Supreme Court Collegium Reveals Members’ Names Who Objected To CJI’s Circulation Method For Appointing Judges

In an unprecedented development, the Supreme Court Collegium has made public the names of the two judges on the panel who objected to the method of ‘circulation’ adopted for eliciting the views of its members on the appointment of judges to the apex court.

In a statement dated Oct. 9 which became public on Monday, the Collegium said Justices DY Chandrachud and S Abdul Nazeer had objected to the method of ‘circulation’ that was used for the first time for eliciting the views of its members who were unable to attend the proceedings physically.

The collegium said its Sept. 30 meeting, which became controversial as the proposal initiated by Chief Justice of India UU Lalit received concurrence from two of the judges on the panel, while the other two objected to the process, stands ‘discharged’.

The Collegium, which is headed by the CJI and comprises Justices DY Chandrachud, Sanjay Kishan Kaul, S Abdul Nazeer and KM Joseph, gave the entire sequence of events starting with its first meeting dated Sept. 26, when the names of 11 judges were considered, till Sept. 30, 2022, the day the whole controversy erupted.

The statement said informal deliberations with regard to the proposed appointments had been going on for some time and a formal meeting took place on Sept. 26, 2022, when the names of 11 judges were considered.

“As there was unanimity of opinion on the name of Justice Dipankar Dutta, Chief Justice, High Court of Bombay, a resolution to that effect was passed and the consideration of the names of other ten Judges was deferred till Sept. 30, 2022,” it said.

Though the procedure of circulating the judgments of the prospective candidates for making an objective assessment of their relative merit was introduced for the first time in the meeting held on Sept. 26, 2022 and the name of Justice Dutta was cleared, a demand was raised by some of the members that “we should have more judgments of the other candidates. Therefore, the meeting was postponed to Sept. 30, 2022 and more judgments were circulated.”

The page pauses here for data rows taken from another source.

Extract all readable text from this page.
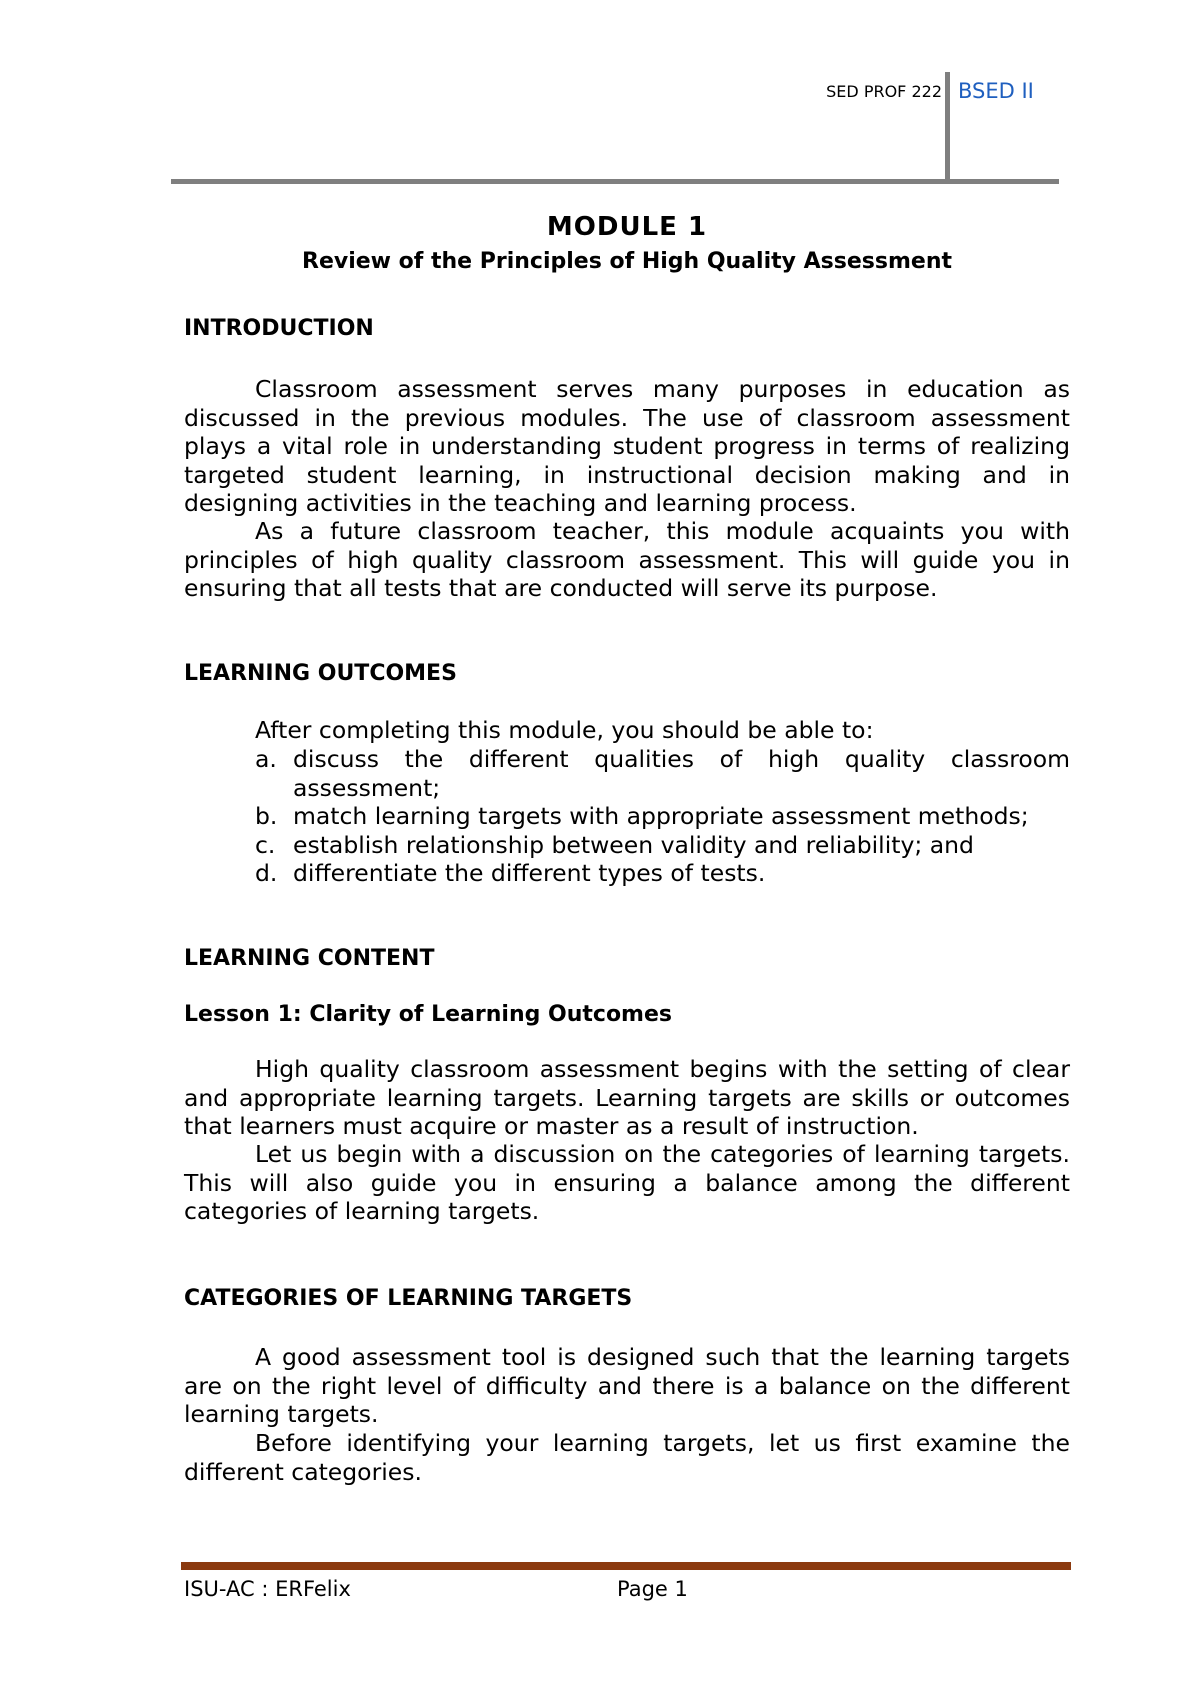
SED PROF 222 BSED II
MODULE 1
Review of the Principles of High Quality Assessment
INTRODUCTION

Classroom assessment serves many purposes in education as discussed in the previous modules. The use of classroom assessment plays a vital role in understanding student progress in terms of realizing targeted student learning, in instructional decision making and in designing activities in the teaching and learning process.

As a future classroom teacher, this module acquaints you with principles of high quality classroom assessment. This will guide you in ensuring that all tests that are conducted will serve its purpose.

LEARNING OUTCOMES

After completing this module, you should be able to:

a. discuss the different qualities of high quality classroom assessment;
b. match learning targets with appropriate assessment methods;
c. establish relationship between validity and reliability; and
d. differentiate the different types of tests.
LEARNING CONTENT
Lesson 1: Clarity of Learning Outcomes

High quality classroom assessment begins with the setting of clear and appropriate learning targets. Learning targets are skills or outcomes that learners must acquire or master as a result of instruction.

Let us begin with a discussion on the categories of learning targets. This will also guide you in ensuring a balance among the different categories of learning targets.

CATEGORIES OF LEARNING TARGETS

A good assessment tool is designed such that the learning targets are on the right level of difficulty and there is a balance on the different learning targets.

Before identifying your learning targets, let us first examine the different categories.

ISU-AC : ERFelix	Page 1
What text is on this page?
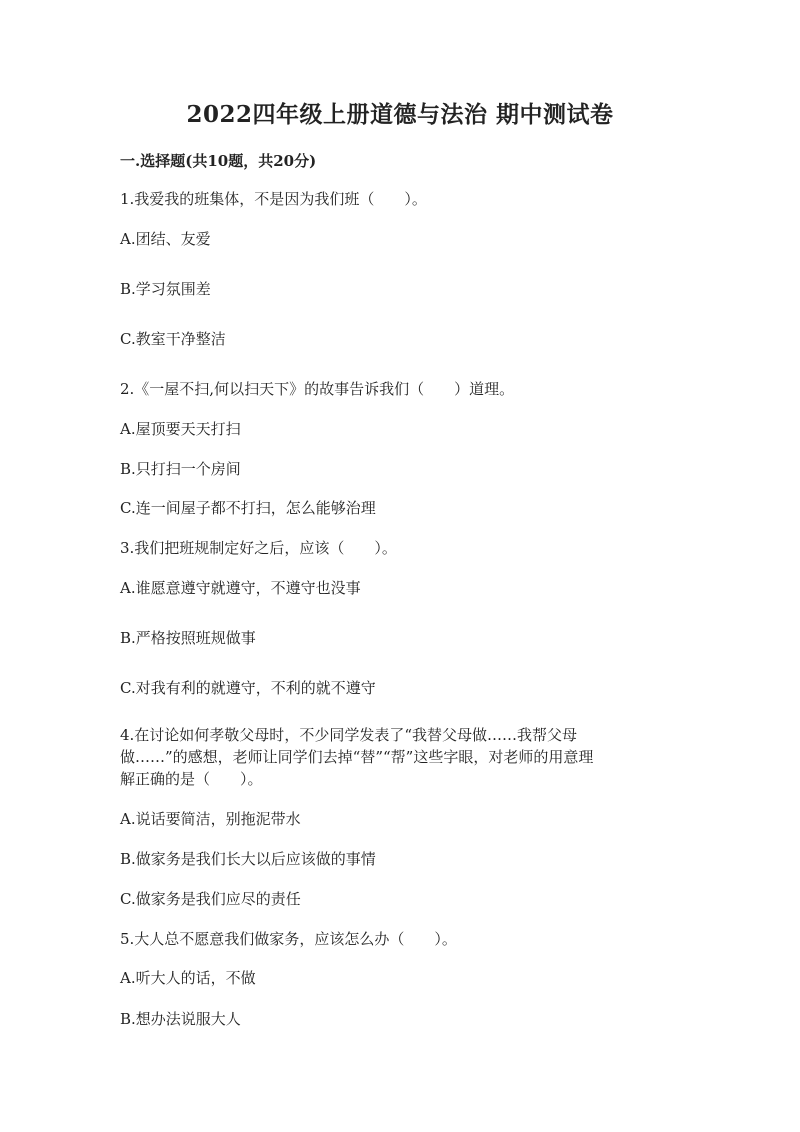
2022四年级上册道德与法治 期中测试卷
一.选择题(共10题，共20分)
1.我爱我的班集体，不是因为我们班（　　）。
A.团结、友爱
B.学习氛围差
C.教室干净整洁
2.《一屋不扫,何以扫天下》的故事告诉我们（　　）道理。
A.屋顶要天天打扫
B.只打扫一个房间
C.连一间屋子都不打扫，怎么能够治理
3.我们把班规制定好之后，应该（　　）。
A.谁愿意遵守就遵守，不遵守也没事
B.严格按照班规做事
C.对我有利的就遵守，不利的就不遵守
4.在讨论如何孝敬父母时，不少同学发表了“我替父母做……我帮父母
做……”的感想，老师让同学们去掉“替”“帮”这些字眼，对老师的用意理
解正确的是（　　）。
A.说话要简洁，别拖泥带水
B.做家务是我们长大以后应该做的事情
C.做家务是我们应尽的责任
5.大人总不愿意我们做家务，应该怎么办（　　）。
A.听大人的话，不做
B.想办法说服大人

“In continuation of the deliberations that took place on Sept. 26, 2022, the postponed meeting of the collegium was convened on Sept. 30, 2022 at 4:30 p.m. However, since one of the members (Justice DY Chandrachud) did not attend the meeting, the CJI sent a proposal vide letter dated Sept. 30, 2022 by way of circulation,” the statement said.

The statement said CJI’s proposal received the approval of Justices Sanjay Kishan Kaul and KM Joseph vide their respective letters dated Oct. 1 and Oct. 7, 2022.

“By separate letters dated Oct. 1, 2022, Justice DY Chandrachud and Justice S Abdul Nazeer, objected inter alia to the method adopted in the letter dated Sept. 30, 2022,” it noted.

The letters of Justices Chandrachud and S Abdul Nazeer, however, “did not disclose any views against any of these candidates.”

“This was brought to their Lordships’ notice and reasons were solicited and/or alternative suggestions were invited vide second communication dated Oct. 2, 2022 addressed by the CJI. There was no response to said communication,” the statement said.

The meetings of the Collegium are usually held physically and, in case of differences over the names of candidates, the panel irons them out before a consensus list is formally announced. The names of the candidates and their judgements are also usually not circulated to the members of the Collegium in physical absence, sources with intimate knowledge of the subject said.

“Thus, the proposal initiated by the CJI had concurrence from Justice Sanjay Kishan Kaul and Justice KM Joseph. Justice DY Chandrachud and Justice S Abdul Nazeer had objected to the process of selection and appointing judges by circulation,” the statement said.

It added the matter was, therefore, ideally suited to have a discussion across the table amongst the judges forming the Collegium.

The statement said while the process that started with the Collegium’s meeting of Sept. 26 was on, a letter dated Oct. 7, 2022 was received from the Union Law Minister requesting the CJI to nominate his successor.

“In the circumstances, no further steps need be taken and the unfinished work in the meeting called for Sept. 30, 2022 is closed without there being any further deliberation. The meeting dated Sept. 30, 2022 stands discharged,” the five-member Collegium said in the statement.

CJI Lalit is due to retire on Nov. 8 and Justice Chandrachud, the senior-most judge after him, is widely tipped to be the next Chief Justice of India in accordance with the tradition.

The top court currently has 29 judges, including three women judges, against the sanctioned strength of 34.